A very simple solution

I was lead to these considerations when looking at sequence A247701 where only nonzero digits occur. This is a case where an extremely simple solution to the announced problem exists:

One possibility of encoding digits d > 9 is to write them as (d-9k)*10^k for 9*k < d < 9*k+10, i.e., d=10 as "10", d=11 as "20",..., d=18 as "90", then d=19 as "100", d=20 as "200", etc.

This solution is very convenient in many situations, especially when the limit of base b=9 is reached soon, requiring a generalized notation, but base b=19 is beyond practical need. This is frequently the case, since typically the number of terms would grow from 9! = 362880 (which can be considered small in many regards) to 19! = 121645100408832000, which is already quite large, e.g., far beyond the capacity (in bytes) of the database for the next years.

It is also a very natural solution in the sense that the digit 10 is simply and completely unambiguously represented by "10". (Of course, it is understood that numbers must be decoded from right to left, i.e., one looks first for the (rightmost) '0' and the digits preceding it are grouped together according to the coding scheme.)

Up to d=18, this is also certainly the most compact representation possible, since it is clear that digits > 9 cannot be coded with a single digit and therefore require at least two digits, and the provided solution remains sharply at this minimal bound.

Alternate solutions for larger digits

Beyond d=18 (and especially beyond d=27 represented as "900"), the growing number of somehow "unused" digits "0" looks as a waste of space. If larger digits are to be frequently encoded, there are two possible solutions, inspired by existing standards: (1) reserving a multiple of additional digits for each "escape character 0", or (2) using one digit (or more digits) to determine the "width" of the character.

Duplicating block size

One possibility to avoid the large number of digits "0" which would occur using the first encoding scheme for d>27, is to reserve twice the number of digits with each additional "0". More explicitly,

x0, with 1 <= x <= 9, would mean, as before, a digit x+9 in the range from 10 to 18, 
yx00, with 0 <= y <= 9, 1 <= x <= 9 as above (x=0 still forbidden), would mean one of 90 possible digits ranging from 19 to 108,
zzzx000, with 000 <= zzz <= 999, would mean a digit in the range from 109 to 9108 (*)

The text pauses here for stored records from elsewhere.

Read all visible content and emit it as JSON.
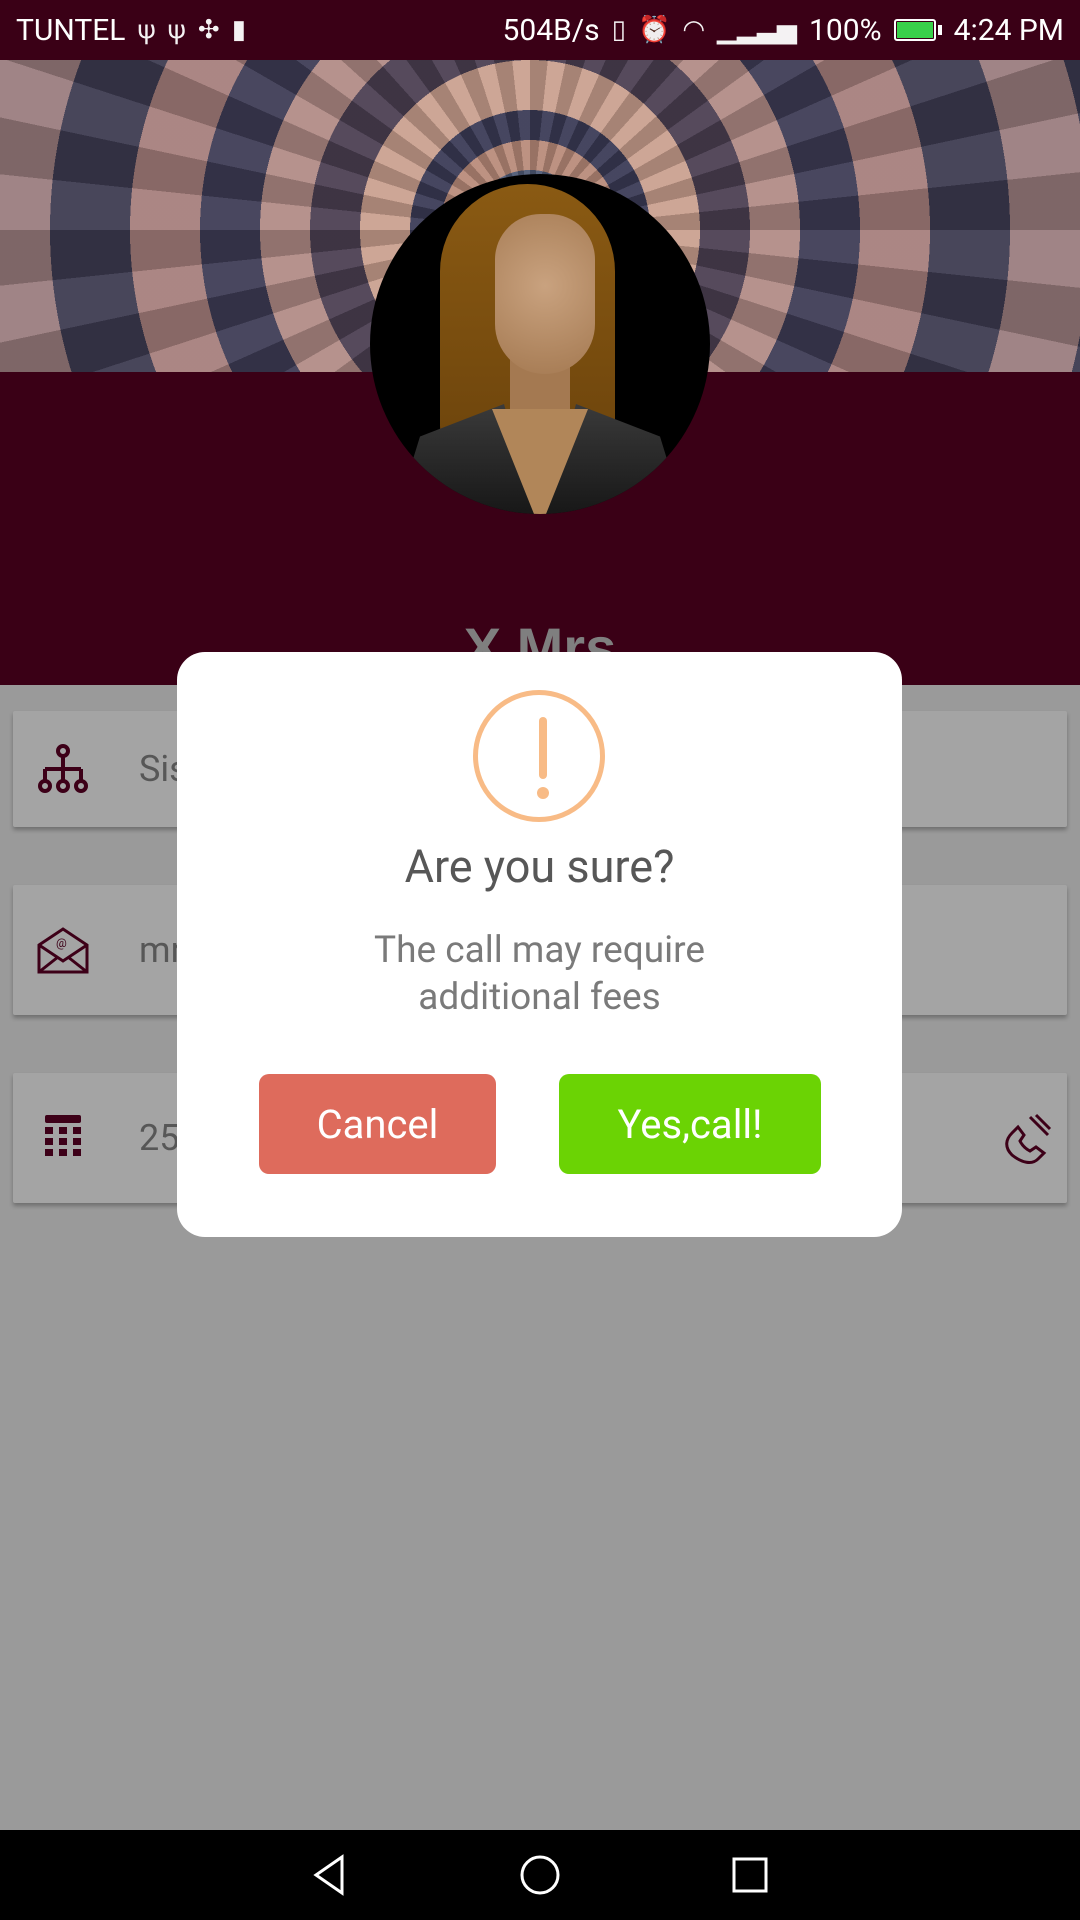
{
  "status_bar": {
    "carrier": "TUNTEL",
    "left_icons": [
      "usb-icon",
      "usb-icon",
      "sync-icon",
      "lock-icon"
    ],
    "net_speed": "504B/s",
    "battery_percent": "100%",
    "time": "4:24 PM"
  },
  "profile": {
    "name": "X Mrs"
  },
  "contact_rows": [
    {
      "icon": "org-chart-icon",
      "text": "Sis"
    },
    {
      "icon": "email-icon",
      "text": "mr"
    },
    {
      "icon": "phone-icon",
      "text": "25",
      "action_icon": "call-icon"
    }
  ],
  "dialog": {
    "title": "Are you sure?",
    "message_line1": "The call may require",
    "message_line2": "additional fees",
    "cancel_label": "Cancel",
    "confirm_label": "Yes,call!"
  },
  "colors": {
    "header": "#3a0016",
    "cancel": "#de6b5c",
    "confirm": "#6bd304",
    "warning": "#f8bb86"
  },
  "nav": [
    "back-icon",
    "home-icon",
    "recents-icon"
  ]
}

etc.: If there are L consecutive "0"s, then 2^(L-1) characters (decimal digits) to the left thereof are to be grouped together. Any other multiplier m > 2 could be chosen if this would be more useful in a given situation.

(*) There is no problem of leading zeros here: if the "extended-width" digit is the first in the number, those leading 0's are not written, without creating an ambiguity, but if preceded by any other digit, they are written to their full width as indicated.

(**) It is crucial to observe the constraint that the last digit preceding the string of "0"s must be nonzero to maintain unambiguous interpretation. Therefore, admissible values for yx are 01, ..., 09, 11, ...19, 21, etc., for zzzx one can use 0001, ..., 0009, 0011, ..., 0099, 0101, ..., 0999, 1001, ..., 9989, 9991, ..., 9999. The "0"s in zzz do not cause an ambiguity due to the global right-to-left parsing of the number.

Specified block size

As an alternative to use the "tally mark 0"s for indicating duplicated block size/"width" of the extended digit, one can use one decimal digit to make that size precise, again in various ways:

yx0 where 0 <= x <= 9 indicates the number of characters to be reserved for the "extended digit" y >= 0.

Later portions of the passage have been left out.